While their parents are out counting barnacles or collecting water samples, the children, Anna, 9, and Ben, 12, lie in their bunks and read. Or they head out to try to catch a fish for dinner, hopping and skipping their way across slippery rocks and past several dark caves to a perch on the island’s north end.
What the researchers call “happy time” comes in the afternoon when the tides return and they gather — along with a rotating cadre of graduate students — outside the Winter Palace on an old dock laid out on the lawn to compare notes, gossip and have a snack.

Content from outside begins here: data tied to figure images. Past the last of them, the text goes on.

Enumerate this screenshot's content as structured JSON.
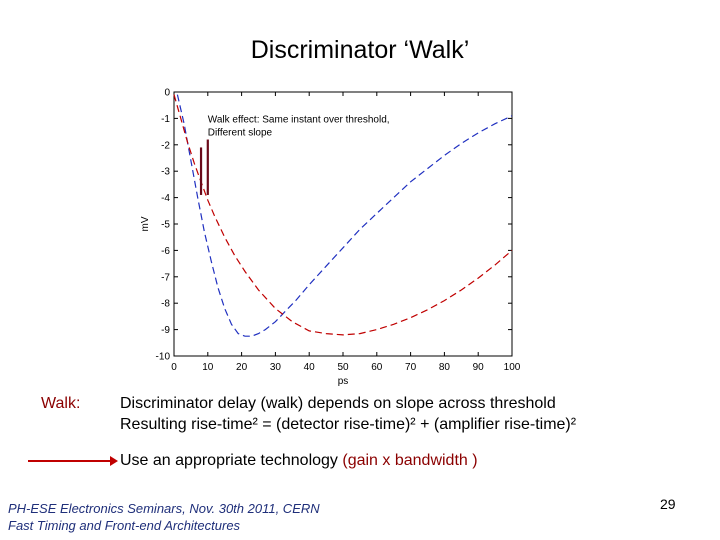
{
  "slide": {
    "title": "Discriminator ‘Walk’",
    "walk_label": "Walk:",
    "line1": "Discriminator delay (walk) depends on slope across threshold",
    "line2": "Resulting rise-time² = (detector rise-time)² + (amplifier rise-time)²",
    "line3_prefix": "Use an appropriate technology",
    "line3_emph": "(gain x bandwidth )",
    "footer1": "PH-ESE Electronics Seminars, Nov. 30th 2011, CERN",
    "footer2": "Fast Timing and Front-end Architectures",
    "page_number": "29",
    "accent_color": "#c00000"
  },
  "chart_data": {
    "type": "line",
    "xlabel": "ps",
    "ylabel": "mV",
    "xlim": [
      0,
      100
    ],
    "ylim": [
      -10,
      0
    ],
    "xticks": [
      0,
      10,
      20,
      30,
      40,
      50,
      60,
      70,
      80,
      90,
      100
    ],
    "xtick_labels": [
      "0",
      "10",
      "20",
      "30",
      "40",
      "50",
      "60",
      "70",
      "80",
      "90",
      "100"
    ],
    "yticks": [
      0,
      -1,
      -2,
      -3,
      -4,
      -5,
      -6,
      -7,
      -8,
      -9,
      -10
    ],
    "ytick_labels": [
      "0",
      "-1",
      "-2",
      "-3",
      "-4",
      "-5",
      "-6",
      "-7",
      "-8",
      "-9",
      "-10"
    ],
    "annotation": [
      "Walk effect: Same instant over threshold,",
      "Different slope"
    ],
    "series": [
      {
        "color": "#2030c0",
        "x": [
          1,
          3,
          5,
          7,
          9,
          11,
          13,
          15,
          17,
          19,
          21,
          23,
          25,
          27,
          30,
          33,
          36,
          40,
          45,
          50,
          55,
          60,
          65,
          70,
          75,
          80,
          85,
          90,
          95,
          100
        ],
        "y": [
          -0.1,
          -1.2,
          -2.6,
          -4.0,
          -5.3,
          -6.4,
          -7.4,
          -8.2,
          -8.8,
          -9.15,
          -9.25,
          -9.25,
          -9.15,
          -9.0,
          -8.7,
          -8.3,
          -7.9,
          -7.3,
          -6.6,
          -5.9,
          -5.2,
          -4.6,
          -4.0,
          -3.4,
          -2.9,
          -2.4,
          -1.95,
          -1.55,
          -1.2,
          -0.9
        ]
      },
      {
        "color": "#c00000",
        "x": [
          0,
          2,
          4,
          6,
          8,
          10,
          12,
          15,
          18,
          21,
          25,
          30,
          35,
          40,
          45,
          50,
          55,
          60,
          65,
          70,
          75,
          80,
          85,
          90,
          95,
          100
        ],
        "y": [
          -0.1,
          -1.0,
          -1.9,
          -2.7,
          -3.4,
          -4.1,
          -4.7,
          -5.5,
          -6.2,
          -6.8,
          -7.5,
          -8.2,
          -8.7,
          -9.05,
          -9.15,
          -9.2,
          -9.15,
          -9.0,
          -8.8,
          -8.55,
          -8.25,
          -7.9,
          -7.5,
          -7.05,
          -6.55,
          -6.0
        ]
      }
    ],
    "walk_markers": [
      {
        "x": 8,
        "y_top": -2.1,
        "y_bottom": -3.9
      },
      {
        "x": 10,
        "y_top": -1.8,
        "y_bottom": -3.9
      }
    ]
  }
}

Everyone gets a brownie, courtesy of Dr. Pfister, but only one — and everyone keeps close watch.
“Being a graduate adviser is like doing a second round of parenting,” Dr. Paine said.
He speaks of the calcareous sponges that live in the caves of Tatoosh and, like hard-shell species, use dissolved calcium carbonate, in this case to form their skeletons or spicules, thus making them vulnerable in more acidic waters.
“Almost nothing is known about this species,” Dr. Paine said.
“No one in their right mind has the time to sample calcareous sponges, let alone recognize them,” he added. “They’re likely to disappear.”
While some species may be able to adapt to new oceanic conditions, many will not.
“You can predict change,” Dr. Paine said, “and most of the changes are going to be in a direction we don’t want.”